Professor Snurr’s research group focuses on adsorption, diffusion, and catalysis in nanoporous materials. They are interested in novel materials such as metal-organic frameworks (MOFs), as well as traditional materials such as zeolites that are already widely used in industry. Porous materials with well-controlled structures at the nanoscale can be extremely useful because of their ability to recognize and discriminate between adsorbed molecules. This leads to applications of nanoporous materials in adsorption separations, catalysis, membrane processes, sensing, and energy storage.

Most of the projects in his group are aimed at solving problems related to energy and sustainability.  Examples include development of materials to store hydrogen for fuel cell vehicles, development of materials for capturing carbon dioxide from power plant flue gas (carbon capture and sequestration), development of energy-efficient separations, and development of highly selective catalysts for green chemistry processes.

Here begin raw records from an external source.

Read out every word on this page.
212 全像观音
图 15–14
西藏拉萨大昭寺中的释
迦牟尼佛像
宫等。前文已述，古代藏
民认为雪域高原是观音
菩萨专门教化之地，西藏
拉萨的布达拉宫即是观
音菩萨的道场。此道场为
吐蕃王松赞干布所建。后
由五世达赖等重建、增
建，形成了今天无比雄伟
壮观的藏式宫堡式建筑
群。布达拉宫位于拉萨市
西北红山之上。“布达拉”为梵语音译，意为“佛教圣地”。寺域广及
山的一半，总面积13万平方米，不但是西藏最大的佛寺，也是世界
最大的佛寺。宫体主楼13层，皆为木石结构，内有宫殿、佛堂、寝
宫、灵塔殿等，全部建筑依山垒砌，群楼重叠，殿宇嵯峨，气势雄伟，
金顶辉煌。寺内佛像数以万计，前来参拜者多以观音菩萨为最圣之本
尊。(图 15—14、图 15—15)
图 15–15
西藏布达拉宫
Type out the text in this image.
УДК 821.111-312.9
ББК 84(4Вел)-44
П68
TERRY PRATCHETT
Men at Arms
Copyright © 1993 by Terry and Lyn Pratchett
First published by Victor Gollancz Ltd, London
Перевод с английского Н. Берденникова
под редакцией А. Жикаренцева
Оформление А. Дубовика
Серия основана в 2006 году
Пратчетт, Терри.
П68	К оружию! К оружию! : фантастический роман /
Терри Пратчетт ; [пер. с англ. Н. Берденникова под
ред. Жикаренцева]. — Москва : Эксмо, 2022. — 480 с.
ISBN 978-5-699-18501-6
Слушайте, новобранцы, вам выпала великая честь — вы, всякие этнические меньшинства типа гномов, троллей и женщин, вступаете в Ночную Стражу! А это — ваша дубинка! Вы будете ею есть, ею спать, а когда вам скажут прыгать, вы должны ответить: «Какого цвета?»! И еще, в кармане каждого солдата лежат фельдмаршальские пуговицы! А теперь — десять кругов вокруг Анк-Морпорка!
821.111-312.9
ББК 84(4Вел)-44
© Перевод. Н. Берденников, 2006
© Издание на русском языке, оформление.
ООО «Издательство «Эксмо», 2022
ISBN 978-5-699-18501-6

To address these problems, they use powerful molecular modeling techniques. Their goal is to develop a better understanding of surface interactions and dynamics in nanoporous materials and to exploit this molecular-level information to develop new, highly-selective processes in adsorption separations, catalysis, and energy storage. Another goal of their research is to develop new simulation methods that can handle an ever-broader range of time and length scales to address important problems that cannot be simulated with current techniques. They also collaborate closely with experimental research groups.